Try using flash cubes on your next wedding shoot.

As I researched this article, I was pleasantly surprised to find there were not too many epic fails when it came to photographic equipment. You might include Lomography for making bad photos fashionable, perhaps APS as the last great hope of film. However overall there have been few really dramatic fails. That said I am sure I have missed quite a few out, so feel free to let us know what epic equipment fails you can think of.

About Author

Jason has more than 35 years of experience as a professional photographer, videographer and stock shooter. You can get to know him better here.

I chuckled when I saw the disc camera on the list. I ran over mine with my car and bought a Canon AE-1.

The Silicon Film gadget isn’t such a crazy idea –if only it worked, and was reasonably priced. Imagine if they had developed one to slip inside a Hasselblad 500c/m film back and the price kept to $4k or less.

The E-Film was a great invention. But, Digital Camera Industry hide from the people…If, it were developed with a excelente sensor…Who would buy a DSLR?
We could use our old SLR analog…
You are wrong…

I agree it was a great idea in principle but Silicon Film failed to predict the market, much like Kodak did. It was only ever going to be a transient technology, DSLRs were an inevitability that I think most photographers foresaw back in the late 90’s. I certainly did. Silicon Film were hedging their bets on the idea that people would want to use both film and digital equally and that never really happeded

You did great right up to the flash cube. Back in those days flash bulbs were still the thing. The original instamatic cameras had a pop-up flash gun built-in. To take a flash shot you had to drag the flash gun up from the camera body, put in a ‘peanut’ flash bulb and take a shot. Then wait until the burnt out flash bulb cooled sufficiently for you to be able to handle it, remove the small pile of burning plastic and cracking glass, then insert another bulb and take another shot. Or with a Flashcube equiped camera – load a flash cube, shoot flash, advance film together with flash cube and fire again, up to four shots and you never had to touch an actual red hot flash bulb. Also with Magicubes no batteries required, genius. Then advances made tiny electronic flash possible, better for the planet.

Yes! people who weren’t around back then don’t know how great the flash cube was. Before that you had to insert the one-time-use flash bulb into slot on the flash gun and, yes, it was a hot bulb after you used it.
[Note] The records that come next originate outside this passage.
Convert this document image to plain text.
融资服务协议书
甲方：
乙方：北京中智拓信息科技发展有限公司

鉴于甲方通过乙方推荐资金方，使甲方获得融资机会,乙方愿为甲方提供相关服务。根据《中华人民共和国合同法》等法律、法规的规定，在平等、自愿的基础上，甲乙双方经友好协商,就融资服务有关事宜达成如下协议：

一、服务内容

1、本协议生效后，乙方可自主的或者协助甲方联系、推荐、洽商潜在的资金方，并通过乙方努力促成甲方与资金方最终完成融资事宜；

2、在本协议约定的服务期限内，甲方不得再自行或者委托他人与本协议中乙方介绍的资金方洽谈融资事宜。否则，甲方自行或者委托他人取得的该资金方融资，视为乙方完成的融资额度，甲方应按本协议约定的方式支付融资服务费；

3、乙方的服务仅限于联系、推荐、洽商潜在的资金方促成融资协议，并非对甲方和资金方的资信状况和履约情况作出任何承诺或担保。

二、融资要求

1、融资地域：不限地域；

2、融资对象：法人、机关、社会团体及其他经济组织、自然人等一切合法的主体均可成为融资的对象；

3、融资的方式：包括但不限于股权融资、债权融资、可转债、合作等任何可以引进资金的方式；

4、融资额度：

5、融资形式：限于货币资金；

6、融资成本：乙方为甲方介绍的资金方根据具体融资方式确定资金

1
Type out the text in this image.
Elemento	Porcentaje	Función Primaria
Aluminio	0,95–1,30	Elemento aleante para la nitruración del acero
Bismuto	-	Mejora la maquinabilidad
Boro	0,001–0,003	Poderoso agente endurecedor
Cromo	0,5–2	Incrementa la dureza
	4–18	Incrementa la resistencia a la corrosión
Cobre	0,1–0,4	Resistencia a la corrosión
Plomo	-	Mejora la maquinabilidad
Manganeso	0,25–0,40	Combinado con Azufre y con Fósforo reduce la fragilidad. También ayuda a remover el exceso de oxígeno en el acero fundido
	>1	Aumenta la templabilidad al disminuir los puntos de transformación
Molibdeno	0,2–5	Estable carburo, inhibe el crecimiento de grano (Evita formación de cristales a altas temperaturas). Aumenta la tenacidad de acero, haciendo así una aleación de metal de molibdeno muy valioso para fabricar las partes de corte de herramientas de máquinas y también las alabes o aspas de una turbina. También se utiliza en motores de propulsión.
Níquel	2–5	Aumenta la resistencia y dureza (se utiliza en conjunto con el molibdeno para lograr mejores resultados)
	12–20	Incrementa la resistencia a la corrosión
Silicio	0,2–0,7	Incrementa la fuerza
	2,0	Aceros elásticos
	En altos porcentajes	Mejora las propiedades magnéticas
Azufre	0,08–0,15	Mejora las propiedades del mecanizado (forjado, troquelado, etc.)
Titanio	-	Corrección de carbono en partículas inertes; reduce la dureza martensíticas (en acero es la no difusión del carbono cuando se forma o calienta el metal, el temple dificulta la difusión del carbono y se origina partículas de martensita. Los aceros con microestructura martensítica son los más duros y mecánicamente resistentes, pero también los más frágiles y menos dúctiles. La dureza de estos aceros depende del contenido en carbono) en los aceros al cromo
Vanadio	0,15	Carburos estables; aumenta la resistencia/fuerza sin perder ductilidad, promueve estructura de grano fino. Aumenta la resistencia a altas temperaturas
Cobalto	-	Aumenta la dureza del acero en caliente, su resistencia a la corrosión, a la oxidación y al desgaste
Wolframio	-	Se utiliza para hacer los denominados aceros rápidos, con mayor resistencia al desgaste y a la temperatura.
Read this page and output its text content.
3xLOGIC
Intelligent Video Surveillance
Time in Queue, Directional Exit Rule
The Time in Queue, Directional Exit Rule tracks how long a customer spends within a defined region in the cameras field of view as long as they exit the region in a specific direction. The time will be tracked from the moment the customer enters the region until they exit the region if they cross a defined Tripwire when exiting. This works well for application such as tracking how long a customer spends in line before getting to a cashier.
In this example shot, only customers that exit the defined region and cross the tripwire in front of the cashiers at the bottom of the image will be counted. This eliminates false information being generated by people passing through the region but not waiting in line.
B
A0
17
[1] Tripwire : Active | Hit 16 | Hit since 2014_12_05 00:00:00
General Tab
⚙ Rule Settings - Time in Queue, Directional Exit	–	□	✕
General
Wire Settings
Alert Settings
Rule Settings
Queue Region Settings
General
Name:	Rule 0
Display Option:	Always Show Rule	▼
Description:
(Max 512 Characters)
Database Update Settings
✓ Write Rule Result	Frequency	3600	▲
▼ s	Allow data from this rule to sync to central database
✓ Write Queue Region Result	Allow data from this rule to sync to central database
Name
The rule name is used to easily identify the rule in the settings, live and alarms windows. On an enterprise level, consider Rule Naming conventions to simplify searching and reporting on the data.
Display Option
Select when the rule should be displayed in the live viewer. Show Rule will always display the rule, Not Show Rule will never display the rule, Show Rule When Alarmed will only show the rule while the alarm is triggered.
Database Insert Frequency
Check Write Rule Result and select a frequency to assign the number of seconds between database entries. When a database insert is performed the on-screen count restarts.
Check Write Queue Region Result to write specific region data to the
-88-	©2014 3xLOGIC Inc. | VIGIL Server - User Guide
I have to add my 2-cents, as well, on the flashcube. In its day, it was a remarkable invention, and offered convenience as well uniformity and less waste. Flashbulbs were difficult to deal with and created a huge amount of waste. The only downside to the flashcube was that it didn’t have the power of some of the larger flashbulbs.

I’m another huge fan of the flash cube and can identify with your comments exactly. At the time there was no way I could afford an electronic flash and the flash cube fitted the bill exactly.

Yes – I also think the digital insert for a film camera is a neat idea, if made with today’s technology, and if it actually worked. It would be a great way to bring all those old film cameras and their lenses back to life.

(1) I loved my disc camera, but I was 12.

(2) Flashcubes were great. It may seem like a terrible idea now, but there were no integrated flashes in with camera bodies at the time. Even if there were, most cameras didn’t have batteries, so flashes were a purely chemical reaction. If I remember correctly, there was a little “pin” that would break a glass capsule in the flash cube that would allow chemicals to mix and cause the reaction.